That stack trace might be related, but probably not directly the cause of the issue.
That error is specifically when one part of the UI tries to use the server APIs to return/view the current state of a stage, but doesn't tell us what has happened during the actual build stage that possibly caused that stage to be in a corrupt state (it shouldn't be possible for you to get to this state - think I have seen this reported by someone before, but never been able to get to the root cause) or why things are getting stuck now.
One possibility is that something gets into a bad state if the server is shut down in the middle of running/triggering pipelines (which may or may not relate to what happened with your upgrade), or if there is some kind of DB issue when trying to update the stage's status. I think I can see how this might theoretically be possible, but don't have a specific scenario to know how to trigger it.

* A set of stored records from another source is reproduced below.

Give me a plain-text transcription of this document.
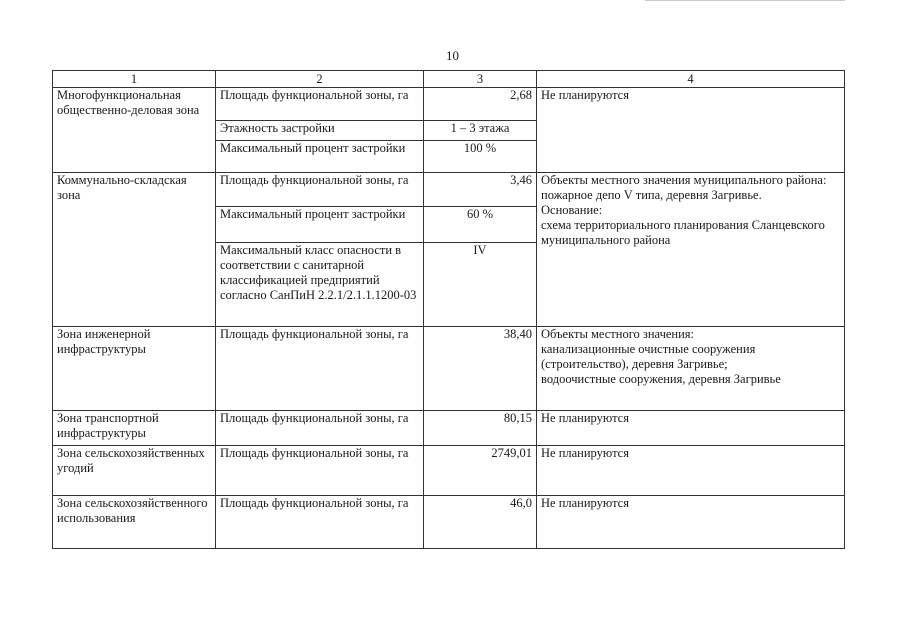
10
1	2	3	4
Многофункциональная общественно-деловая зона	Площадь функциональной зоны, га	2,68	Не планируются
	Этажность застройки	1 – 3 этажа	
	Максимальный процент застройки	100 %	
Коммунально-складская зона	Площадь функциональной зоны, га	3,46	Объекты местного значения муниципального района:
пожарное депо V типа, деревня Загривье.
Основание:
схема территориального планирования Сланцевского муниципального района

	Максимальный процент застройки	60 %	
	Максимальный класс опасности в соответствии с санитарной классификацией предприятий согласно СанПиН 2.2.1/2.1.1.1200-03	IV	
Зона инженерной инфраструктуры	Площадь функциональной зоны, га	38,40	Объекты местного значения:
канализационные очистные сооружения (строительство), деревня Загривье;
водоочистные сооружения, деревня Загривье

Зона транспортной инфраструктуры	Площадь функциональной зоны, га	80,15	Не планируются
Зона сельскохозяйственных угодий	Площадь функциональной зоны, га	2749,01	Не планируются
Зона сельскохозяйственного использования	Площадь функциональной зоны, га	46,0	Не планируются
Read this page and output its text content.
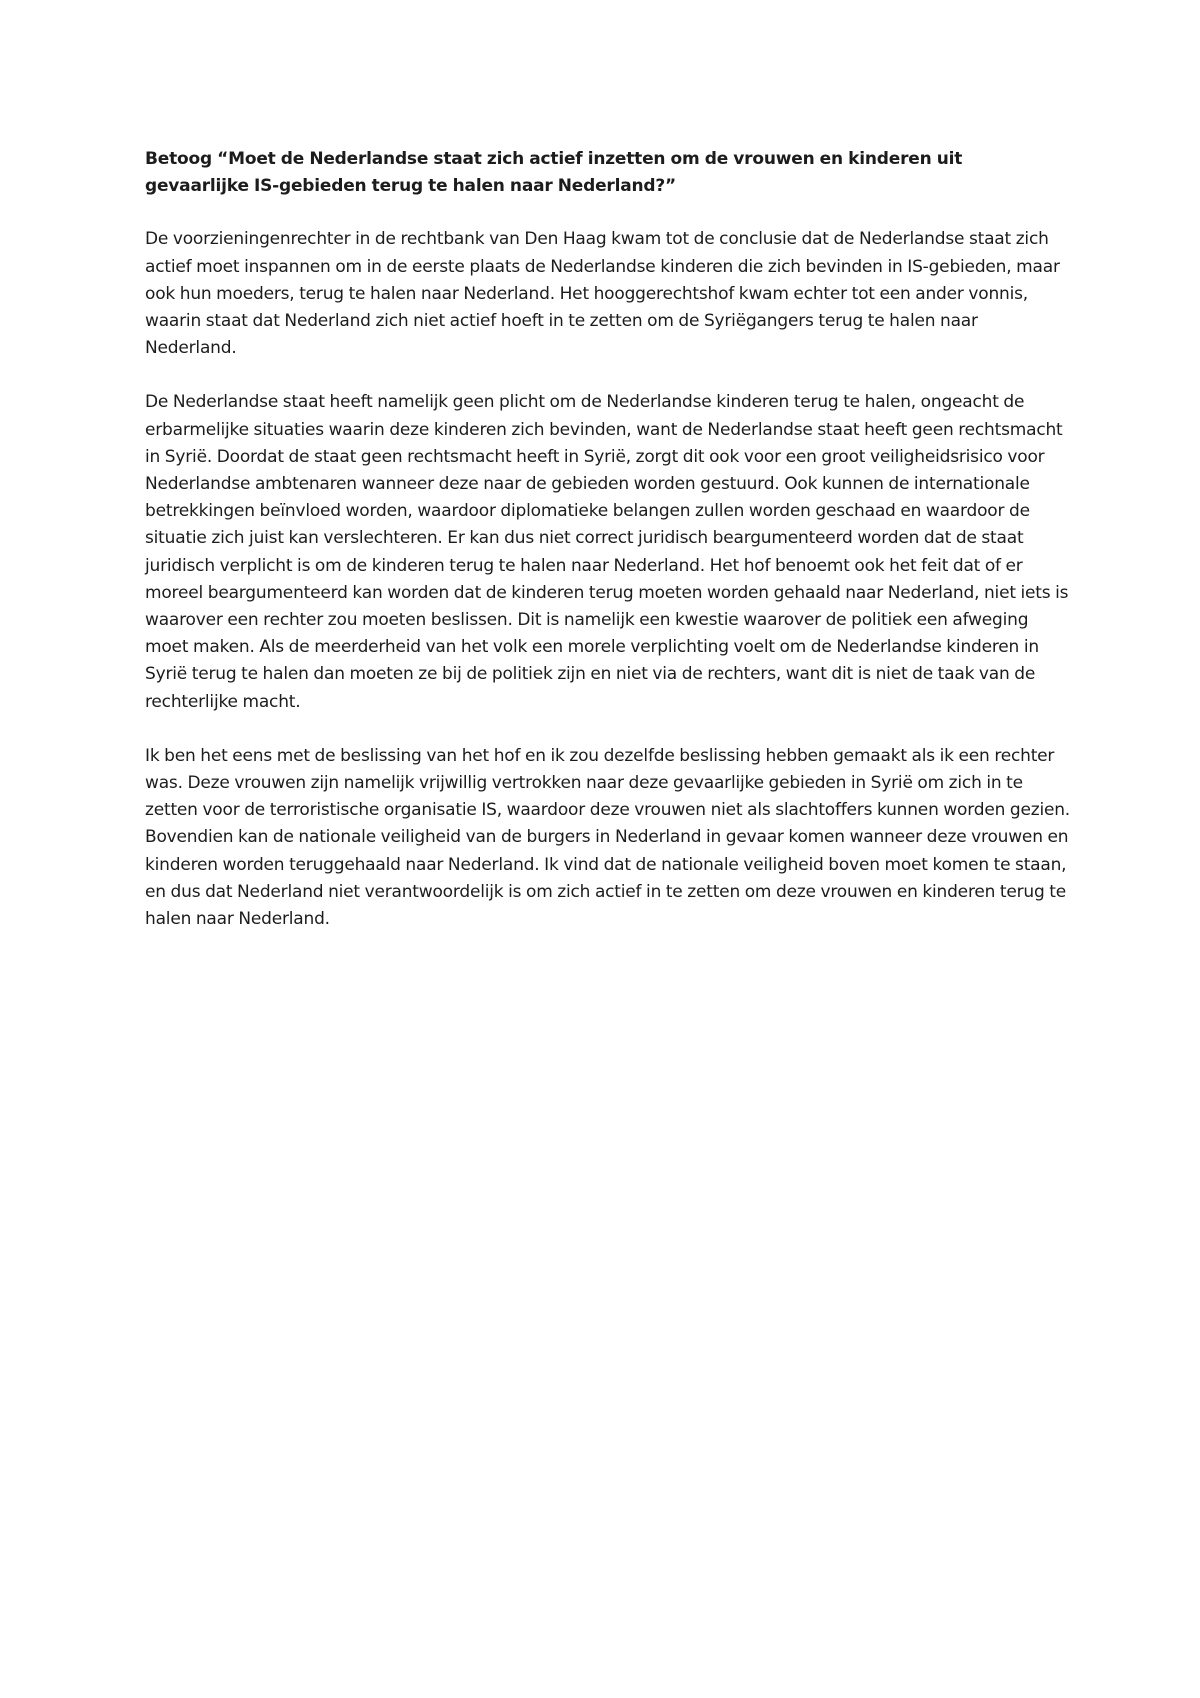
Betoog “Moet de Nederlandse staat zich actief inzetten om de vrouwen en kinderen uit gevaarlijke IS-gebieden terug te halen naar Nederland?”

De voorzieningenrechter in de rechtbank van Den Haag kwam tot de conclusie dat de Nederlandse staat zich actief moet inspannen om in de eerste plaats de Nederlandse kinderen die zich bevinden in IS-gebieden, maar ook hun moeders, terug te halen naar Nederland. Het hooggerechtshof kwam echter tot een ander vonnis, waarin staat dat Nederland zich niet actief hoeft in te zetten om de Syriëgangers terug te halen naar Nederland.

De Nederlandse staat heeft namelijk geen plicht om de Nederlandse kinderen terug te halen, ongeacht de erbarmelijke situaties waarin deze kinderen zich bevinden, want de Nederlandse staat heeft geen rechtsmacht in Syrië. Doordat de staat geen rechtsmacht heeft in Syrië, zorgt dit ook voor een groot veiligheidsrisico voor Nederlandse ambtenaren wanneer deze naar de gebieden worden gestuurd. Ook kunnen de internationale betrekkingen beïnvloed worden, waardoor diplomatieke belangen zullen worden geschaad en waardoor de situatie zich juist kan verslechteren. Er kan dus niet correct juridisch beargumenteerd worden dat de staat juridisch verplicht is om de kinderen terug te halen naar Nederland. Het hof benoemt ook het feit dat of er moreel beargumenteerd kan worden dat de kinderen terug moeten worden gehaald naar Nederland, niet iets is waarover een rechter zou moeten beslissen. Dit is namelijk een kwestie waarover de politiek een afweging moet maken. Als de meerderheid van het volk een morele verplichting voelt om de Nederlandse kinderen in Syrië terug te halen dan moeten ze bij de politiek zijn en niet via de rechters, want dit is niet de taak van de rechterlijke macht.

Ik ben het eens met de beslissing van het hof en ik zou dezelfde beslissing hebben gemaakt als ik een rechter was. Deze vrouwen zijn namelijk vrijwillig vertrokken naar deze gevaarlijke gebieden in Syrië om zich in te zetten voor de terroristische organisatie IS, waardoor deze vrouwen niet als slachtoffers kunnen worden gezien. Bovendien kan de nationale veiligheid van de burgers in Nederland in gevaar komen wanneer deze vrouwen en kinderen worden teruggehaald naar Nederland. Ik vind dat de nationale veiligheid boven moet komen te staan, en dus dat Nederland niet verantwoordelijk is om zich actief in te zetten om deze vrouwen en kinderen terug te halen naar Nederland.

If the reason it gets stuck is the same as the reason you see that stack trace for the UI, I imagine the "fix" might involve correcting the data for the stage in the STAGES table in the database, if we can't find any other workaround.
Perhaps we should focus on what's actually going wrong right now with the stage in question.
- When it hangs forever, what is it doing?
- Are jobs running on an agent or has it not even been allocated to an agent?
- is an agent allocated but never picks it up?
- If it is running on the agent, what do the agent logs say for the job that is stuck?
- Are there other earlier stack traces/errors in the logs for the same stage/job?
- What does the relevant "stuck" stage/job look like on the dashboard, e.g
- If the Stage Details view loads without error, what does it look like? (this view)
-Chad